Demott highlighted Costco, Kirkland, Wash., which features 24-foot self-service seafood cases in 400 of its stores, as well as the Queen Anne Metropolitan Market, Seattle, for its five shelves of self-serve seafood and 12 feet of self-serve cases, which generate approximately $30,000 per week in sales, he said.
He concluded that serviced seafood departments don't always produce profits, and that poor service seafood operations hurt the entire seafood industry.
“It's actually easier to communicate good information to customers on a self-service package,” he said. “Training of associates is much easier and focused. Customers will recognize a good-quality product in a package of seafood, and I think this offers most retailers the best chance of success with customers and the best chance of overall financial success.”
Phillip Walsh, director of business development for Alpha Gamma Seafood Group, told the audience that the right item, the best quality, a working description of the item, fair prices and correct venue are key to successful merchandising.
Walsh stressed that even in full-service departments, product information needs to be written either on a sign or on the package itself, because training isn't always consistent. He also suggested that retailers offer service seafood only where full-service meat counters exist.
Lee French, director of seafood merchandising, Price Chopper, Schenectady, N.Y., focused on what procurement means at Price Chopper — product, potential and price were key words he used. Every item is reviewed for its potential opportunity, French explained.
“How will operations be affected by the new product? How will the product be displayed?” French said.
French also said he believes that as a retailer, he needs as much information as possible about his local market when interacting with suppliers, since it is important to evaluate from the customer's viewpoint what the demand will be and how a certain product will fit into an existing program.

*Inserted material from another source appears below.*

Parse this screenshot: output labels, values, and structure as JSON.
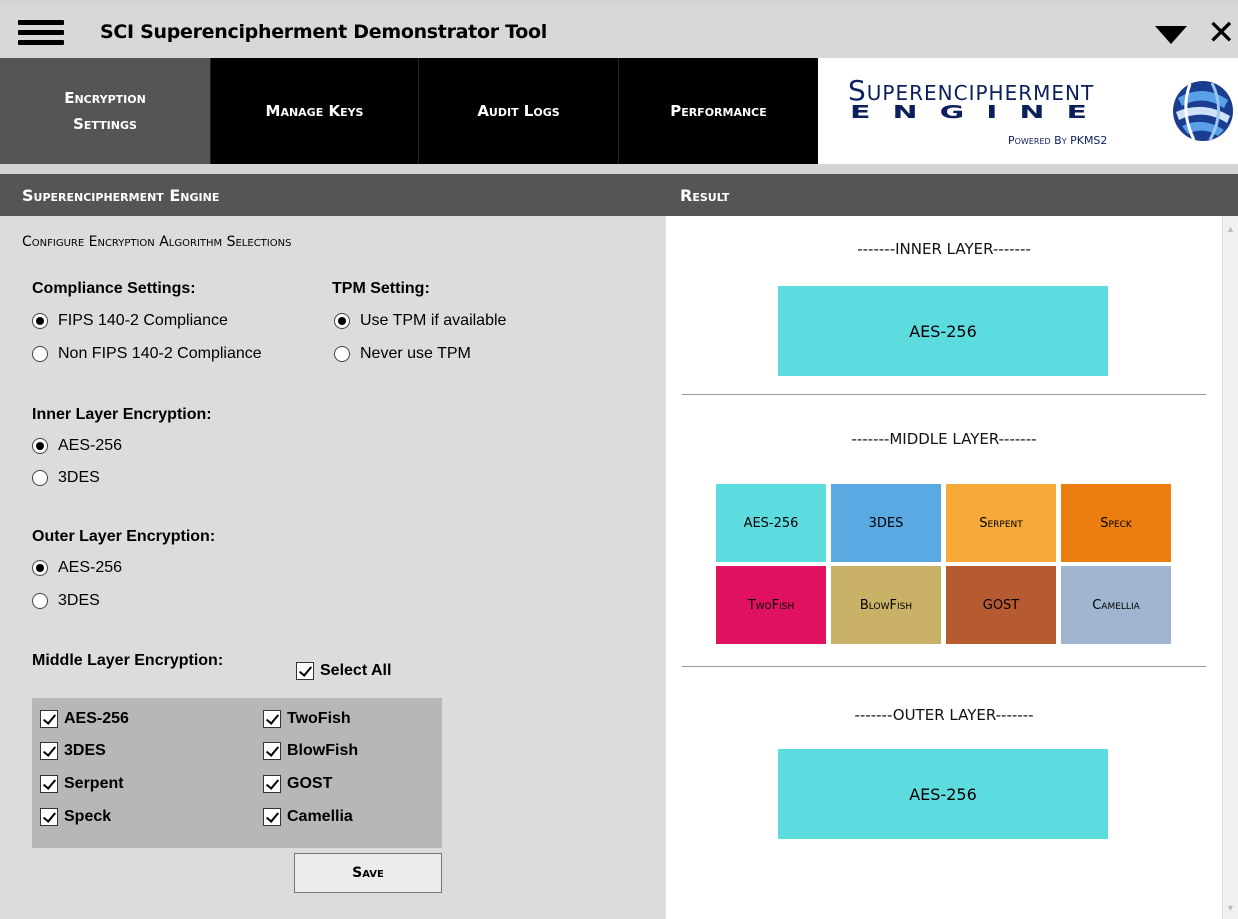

“We need to become marketers and not merchandisers,” he said.
“Business and intelligence are resources we have available to us. ACNielsen data can help with planning. We use our own internal scan data; we have a loyalty card that gives us information, drilling down to the consumer. We know their purchasing habits.”
French added that he wants to know from suppliers what stores and what items he should be focused on for increased revenue in his market area.
“I can't emphasize enough: It's OK to be No. 3 or 5 on ACNielsen, but what is the plan to move it up?”
Price Chopper also uses a Web-based tool called Market Track, which analyzes advertising and promotional activities in their market, French said.
“We can actually go on and see all the competitors' habits. Market Track allows me the info about what our competitors are doing.”
The company is also involved in computer-generated ordering and reverse auctions.
French said that Price Chopper evaluates potential opportunities by using all of these tools to assess all of these factors — demand, performance, ads and promotions, and customers. “The amount of information available to us is just incredible,” he added.